6/4 time
C
1. O, it was a fine and a plea - sant day
G
out of yar - mouth har-bour I was far - ing
C G (F) (G) C
as a cab - in boy on a sail - ing lug - ger
F G7
for to go and hunt the shoals of her - ring
2. O, the work was hard and the hours were long
and the treatment, sure, it took some bearing,
there was little kindness and the kicks were many
as we hunted for the shoals of herring
3. O, we finished the swarth and the broken bank
I was cook and I'd a quarter-sharing
and I used to sleep, standing on my feet
and I'd dream about the shaols of herring
4. O, we left the home grounds in the month of June
and to canny shiels we soon were bearing
with a hundred cran of the silver darlings
that we'd taken from the shoals of herring
5. Now your up on deck, you're a fisherman
you can swear and show a manly bearing
take your turn on watch with the other fellows
while you're searching for the shoals of herring
6. In the stormy seas and the living gales
just to earn your daily bread your daring
from the dover straits to the faroe islands,
as your following the shoals of herring
7. O, I earned me keep and I paid me way
and I eaned the gear I was wearing
sailed a million miles, caught ten million fishes
we were sailing after shoals of herring
(The original radio version had a different first verse which has a
slightly different melody it goes as follows)
4/4 time
C
With our nets and gear we're far - ing
G
on the wild and waste - ful o - cean
F
It's there on the deep that we (6/4 time) har - vest
G C F G
and reap our bread as hunt the bon - ny shoals of her -
C
ring
(all above info from the Pete Seeger book "The Incompleat Folksinger)

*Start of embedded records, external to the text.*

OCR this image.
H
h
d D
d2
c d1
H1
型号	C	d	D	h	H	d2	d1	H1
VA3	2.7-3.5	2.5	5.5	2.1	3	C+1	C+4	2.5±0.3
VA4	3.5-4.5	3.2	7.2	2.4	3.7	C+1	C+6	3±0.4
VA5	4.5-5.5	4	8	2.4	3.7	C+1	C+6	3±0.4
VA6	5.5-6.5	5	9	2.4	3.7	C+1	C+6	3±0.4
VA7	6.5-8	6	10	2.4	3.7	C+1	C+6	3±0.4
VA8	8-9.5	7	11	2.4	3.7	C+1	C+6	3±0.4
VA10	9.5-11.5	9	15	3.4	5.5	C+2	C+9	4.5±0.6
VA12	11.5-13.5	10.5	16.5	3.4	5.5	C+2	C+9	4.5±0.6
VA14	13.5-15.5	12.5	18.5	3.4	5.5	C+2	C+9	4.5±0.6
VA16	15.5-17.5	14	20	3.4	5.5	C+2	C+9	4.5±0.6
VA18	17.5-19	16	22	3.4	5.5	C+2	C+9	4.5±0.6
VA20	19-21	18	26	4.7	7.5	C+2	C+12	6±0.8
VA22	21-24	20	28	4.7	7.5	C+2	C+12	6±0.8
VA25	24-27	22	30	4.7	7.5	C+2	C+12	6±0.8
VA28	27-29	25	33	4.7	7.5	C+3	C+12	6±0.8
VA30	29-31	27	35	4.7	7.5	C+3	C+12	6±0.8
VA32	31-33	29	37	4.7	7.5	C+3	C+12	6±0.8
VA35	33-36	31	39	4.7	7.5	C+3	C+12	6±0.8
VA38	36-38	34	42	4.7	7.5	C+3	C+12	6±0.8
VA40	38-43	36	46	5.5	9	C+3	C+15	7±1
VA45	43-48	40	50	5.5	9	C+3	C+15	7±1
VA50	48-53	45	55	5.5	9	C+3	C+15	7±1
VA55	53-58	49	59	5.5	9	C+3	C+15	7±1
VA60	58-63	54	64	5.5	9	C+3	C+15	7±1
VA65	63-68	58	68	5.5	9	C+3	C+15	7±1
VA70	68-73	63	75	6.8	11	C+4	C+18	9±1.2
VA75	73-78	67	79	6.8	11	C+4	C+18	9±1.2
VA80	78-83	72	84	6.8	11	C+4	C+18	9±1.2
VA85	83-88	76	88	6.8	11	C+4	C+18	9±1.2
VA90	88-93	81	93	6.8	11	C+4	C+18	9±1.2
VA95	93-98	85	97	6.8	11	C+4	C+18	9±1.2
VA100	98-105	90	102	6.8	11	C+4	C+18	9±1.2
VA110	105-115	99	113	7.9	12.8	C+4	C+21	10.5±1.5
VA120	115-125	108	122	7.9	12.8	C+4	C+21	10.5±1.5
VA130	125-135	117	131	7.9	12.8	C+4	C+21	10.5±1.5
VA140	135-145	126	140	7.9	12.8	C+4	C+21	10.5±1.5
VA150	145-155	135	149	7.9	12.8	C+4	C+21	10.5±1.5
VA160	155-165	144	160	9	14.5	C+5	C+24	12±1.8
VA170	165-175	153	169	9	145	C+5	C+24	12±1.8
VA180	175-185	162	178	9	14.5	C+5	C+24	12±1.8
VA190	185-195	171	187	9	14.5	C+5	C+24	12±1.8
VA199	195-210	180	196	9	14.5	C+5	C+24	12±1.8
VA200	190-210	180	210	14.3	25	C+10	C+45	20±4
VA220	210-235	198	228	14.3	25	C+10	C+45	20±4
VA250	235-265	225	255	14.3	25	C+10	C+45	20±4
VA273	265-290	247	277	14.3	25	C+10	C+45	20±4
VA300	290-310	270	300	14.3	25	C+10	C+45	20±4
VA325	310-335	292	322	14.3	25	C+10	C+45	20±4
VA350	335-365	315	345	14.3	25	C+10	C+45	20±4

The following is the text of a message that someone sent to Sonny Ochs. So, I don't know who wrote it...
MacColl wrote "Shoals of Herring" for the BBC radio documentary "Singing The Fishing" in the Radio Ballad series of the late 1950s. It's about the herring fisheries off the east coast of England and Scotland. It was quickly adopted into the oral tradition in Britain and Ireland. At some point, the English habit of dropping aitches met with Irish national pride, and someone must have recorded it under the title "Shoals of Erin". I don't know who it was, but it must have been someone whose recordings have had some lasting impact, as this controversy surfaces from time to time.